The company, which operates a number of digital properties along with publishing the Toronto Star and other newspapers in Ontario as well as Harlequin books, says net income attributable to equity shareholders tumbled $13.3 million to $4.2 million.That compared with $17.5 million in the same 2012 period.
Total segmented revenue in the three months ended March 31 was $332.4 million, down $18.4 million from $350.8 million in the same 2012 period.
“Results continue to be affected by a challenging print advertising market and we are responding to this pressure with further reductions in the cost base that we believe will not compromise our commitment to quality,” president and CEO David Holland said Wednesday in remarks accompanying the earnings report.
“EBITDA from the segments was down $9.4 million to $29.4 million with the media operation down $5.7 million due to lower results at Star Media Group.
“We were, however, encouraged that our community media operations, Metroland Media, reported a modest increase in earnings in the quarter,” Holland said.
EBITDA, or earnings before interest, taxes, depreciation and amortization, is a non-standard accounting term that many companies feel gives a better understanding of their business.
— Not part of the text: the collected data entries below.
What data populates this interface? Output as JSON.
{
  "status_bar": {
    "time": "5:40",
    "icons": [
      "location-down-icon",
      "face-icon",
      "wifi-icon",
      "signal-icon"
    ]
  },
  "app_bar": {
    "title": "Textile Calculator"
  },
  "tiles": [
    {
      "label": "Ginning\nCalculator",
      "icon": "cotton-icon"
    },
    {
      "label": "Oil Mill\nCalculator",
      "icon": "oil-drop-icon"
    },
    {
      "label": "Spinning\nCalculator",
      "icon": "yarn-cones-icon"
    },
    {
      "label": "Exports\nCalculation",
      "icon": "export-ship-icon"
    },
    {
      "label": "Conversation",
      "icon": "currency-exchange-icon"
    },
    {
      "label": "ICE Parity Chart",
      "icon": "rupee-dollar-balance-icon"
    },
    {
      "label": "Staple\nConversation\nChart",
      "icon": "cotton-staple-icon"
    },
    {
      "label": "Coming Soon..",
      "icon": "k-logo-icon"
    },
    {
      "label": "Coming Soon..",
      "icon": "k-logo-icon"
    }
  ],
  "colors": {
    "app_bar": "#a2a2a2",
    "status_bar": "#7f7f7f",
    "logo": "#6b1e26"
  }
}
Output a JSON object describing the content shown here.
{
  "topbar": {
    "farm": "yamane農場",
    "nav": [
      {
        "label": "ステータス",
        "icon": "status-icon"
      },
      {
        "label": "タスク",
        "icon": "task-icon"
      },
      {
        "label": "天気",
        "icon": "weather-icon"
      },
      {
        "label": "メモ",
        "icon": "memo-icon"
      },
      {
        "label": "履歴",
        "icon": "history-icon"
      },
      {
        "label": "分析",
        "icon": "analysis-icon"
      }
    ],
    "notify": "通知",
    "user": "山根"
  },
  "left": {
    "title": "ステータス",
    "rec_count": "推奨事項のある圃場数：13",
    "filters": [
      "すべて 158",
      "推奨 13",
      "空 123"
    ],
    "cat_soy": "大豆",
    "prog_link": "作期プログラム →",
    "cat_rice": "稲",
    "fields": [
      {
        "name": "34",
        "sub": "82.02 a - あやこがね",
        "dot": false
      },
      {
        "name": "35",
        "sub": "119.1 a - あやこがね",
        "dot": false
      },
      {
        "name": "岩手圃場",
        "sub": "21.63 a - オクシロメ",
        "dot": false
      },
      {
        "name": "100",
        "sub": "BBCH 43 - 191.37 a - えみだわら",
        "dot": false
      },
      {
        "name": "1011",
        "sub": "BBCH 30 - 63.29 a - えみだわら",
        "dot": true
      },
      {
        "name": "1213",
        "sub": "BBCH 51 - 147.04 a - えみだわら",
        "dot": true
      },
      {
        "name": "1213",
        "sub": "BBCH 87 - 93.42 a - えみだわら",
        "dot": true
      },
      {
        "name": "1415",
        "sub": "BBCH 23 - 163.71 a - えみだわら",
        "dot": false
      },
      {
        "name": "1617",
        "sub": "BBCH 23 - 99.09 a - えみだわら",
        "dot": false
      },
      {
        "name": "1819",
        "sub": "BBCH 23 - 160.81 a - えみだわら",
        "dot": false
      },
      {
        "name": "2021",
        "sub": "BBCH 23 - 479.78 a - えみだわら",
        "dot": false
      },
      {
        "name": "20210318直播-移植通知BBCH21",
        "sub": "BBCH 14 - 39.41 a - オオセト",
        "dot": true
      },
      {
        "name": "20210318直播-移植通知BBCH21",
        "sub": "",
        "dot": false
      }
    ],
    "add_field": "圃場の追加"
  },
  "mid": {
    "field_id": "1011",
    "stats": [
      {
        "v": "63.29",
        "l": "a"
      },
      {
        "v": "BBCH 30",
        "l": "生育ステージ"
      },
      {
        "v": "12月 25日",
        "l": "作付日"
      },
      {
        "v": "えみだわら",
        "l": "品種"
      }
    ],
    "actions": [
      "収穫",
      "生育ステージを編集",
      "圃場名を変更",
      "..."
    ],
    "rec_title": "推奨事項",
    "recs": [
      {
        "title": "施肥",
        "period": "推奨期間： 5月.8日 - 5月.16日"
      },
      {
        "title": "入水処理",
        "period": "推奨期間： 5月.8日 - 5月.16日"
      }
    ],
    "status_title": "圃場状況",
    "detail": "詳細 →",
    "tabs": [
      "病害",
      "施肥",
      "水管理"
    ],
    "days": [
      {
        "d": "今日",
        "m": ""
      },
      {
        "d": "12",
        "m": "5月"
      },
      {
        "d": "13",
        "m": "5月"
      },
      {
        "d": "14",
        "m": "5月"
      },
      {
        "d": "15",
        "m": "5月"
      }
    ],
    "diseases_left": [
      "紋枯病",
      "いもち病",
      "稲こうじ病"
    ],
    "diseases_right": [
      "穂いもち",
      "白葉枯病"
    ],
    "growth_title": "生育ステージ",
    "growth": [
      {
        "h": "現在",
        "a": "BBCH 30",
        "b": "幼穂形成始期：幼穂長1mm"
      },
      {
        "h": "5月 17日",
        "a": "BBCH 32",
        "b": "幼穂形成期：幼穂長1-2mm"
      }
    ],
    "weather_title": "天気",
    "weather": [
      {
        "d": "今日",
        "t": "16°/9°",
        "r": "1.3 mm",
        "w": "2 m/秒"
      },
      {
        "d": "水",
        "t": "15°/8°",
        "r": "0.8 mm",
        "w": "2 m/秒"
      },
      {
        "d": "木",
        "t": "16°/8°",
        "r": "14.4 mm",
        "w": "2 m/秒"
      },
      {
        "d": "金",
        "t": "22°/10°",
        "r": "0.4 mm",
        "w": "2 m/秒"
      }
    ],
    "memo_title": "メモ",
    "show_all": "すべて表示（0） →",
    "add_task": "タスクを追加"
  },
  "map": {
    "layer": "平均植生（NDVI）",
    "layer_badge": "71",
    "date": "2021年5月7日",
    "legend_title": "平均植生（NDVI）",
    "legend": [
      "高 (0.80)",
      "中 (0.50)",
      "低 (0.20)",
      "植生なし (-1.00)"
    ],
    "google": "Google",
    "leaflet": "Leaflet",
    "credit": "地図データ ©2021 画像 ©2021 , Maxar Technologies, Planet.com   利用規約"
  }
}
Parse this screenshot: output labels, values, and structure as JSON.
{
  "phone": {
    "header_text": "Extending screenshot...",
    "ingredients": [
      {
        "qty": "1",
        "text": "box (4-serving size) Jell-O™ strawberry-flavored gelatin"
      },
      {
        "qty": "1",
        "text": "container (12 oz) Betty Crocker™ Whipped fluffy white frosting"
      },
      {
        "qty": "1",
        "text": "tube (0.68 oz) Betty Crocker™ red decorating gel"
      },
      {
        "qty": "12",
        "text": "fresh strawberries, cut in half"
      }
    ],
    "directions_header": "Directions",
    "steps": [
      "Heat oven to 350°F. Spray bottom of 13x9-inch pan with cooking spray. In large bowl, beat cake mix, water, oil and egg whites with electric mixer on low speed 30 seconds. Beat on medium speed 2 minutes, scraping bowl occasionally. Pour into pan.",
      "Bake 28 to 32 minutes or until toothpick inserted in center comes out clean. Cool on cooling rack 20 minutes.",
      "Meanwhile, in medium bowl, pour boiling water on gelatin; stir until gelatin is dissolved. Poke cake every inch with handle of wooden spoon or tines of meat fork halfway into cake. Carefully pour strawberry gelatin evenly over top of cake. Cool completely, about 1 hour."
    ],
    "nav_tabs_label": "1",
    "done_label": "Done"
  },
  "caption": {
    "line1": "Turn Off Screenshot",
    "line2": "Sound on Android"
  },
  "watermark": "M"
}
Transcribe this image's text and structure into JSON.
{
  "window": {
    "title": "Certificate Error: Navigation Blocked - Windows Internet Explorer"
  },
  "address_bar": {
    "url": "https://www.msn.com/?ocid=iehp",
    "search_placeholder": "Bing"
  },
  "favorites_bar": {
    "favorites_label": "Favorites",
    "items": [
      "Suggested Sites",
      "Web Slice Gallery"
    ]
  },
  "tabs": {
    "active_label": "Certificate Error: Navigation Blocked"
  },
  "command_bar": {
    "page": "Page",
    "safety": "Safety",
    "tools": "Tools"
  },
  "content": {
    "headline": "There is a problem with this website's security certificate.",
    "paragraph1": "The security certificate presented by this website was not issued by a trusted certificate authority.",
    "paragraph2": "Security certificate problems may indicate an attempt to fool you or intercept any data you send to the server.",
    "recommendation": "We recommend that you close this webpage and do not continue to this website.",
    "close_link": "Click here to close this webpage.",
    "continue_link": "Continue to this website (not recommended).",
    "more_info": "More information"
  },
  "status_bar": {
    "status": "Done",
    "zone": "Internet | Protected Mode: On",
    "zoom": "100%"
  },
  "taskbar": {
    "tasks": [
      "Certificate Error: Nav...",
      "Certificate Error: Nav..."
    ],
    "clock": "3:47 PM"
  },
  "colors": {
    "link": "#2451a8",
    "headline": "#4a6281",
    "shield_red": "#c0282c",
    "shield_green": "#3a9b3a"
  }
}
Holland said EBITDA at Harlequin was down by $2.8 million to $18.2 million, excluding the impact of foreign exchange. Lower results were anticipated due to comparison to a very strong first quarter in 2012 and the impact of higher year-over-year digital author royalty rates.
“Looking forward, revenue visibility remains limited for the media operation,” Holland said.
“In the face of revenue pressures in certain areas of our business, we remain committed to seeking new revenue opportunity which include the introduction of the paywall at the Toronto Star this summer and our ongoing efforts to grow the Metro franchise across Canada.”
The company was also “very focused on adjusting the cost base in the Media operation” – efforts that are expected to benefit operating results through 2013 and in the future, he said.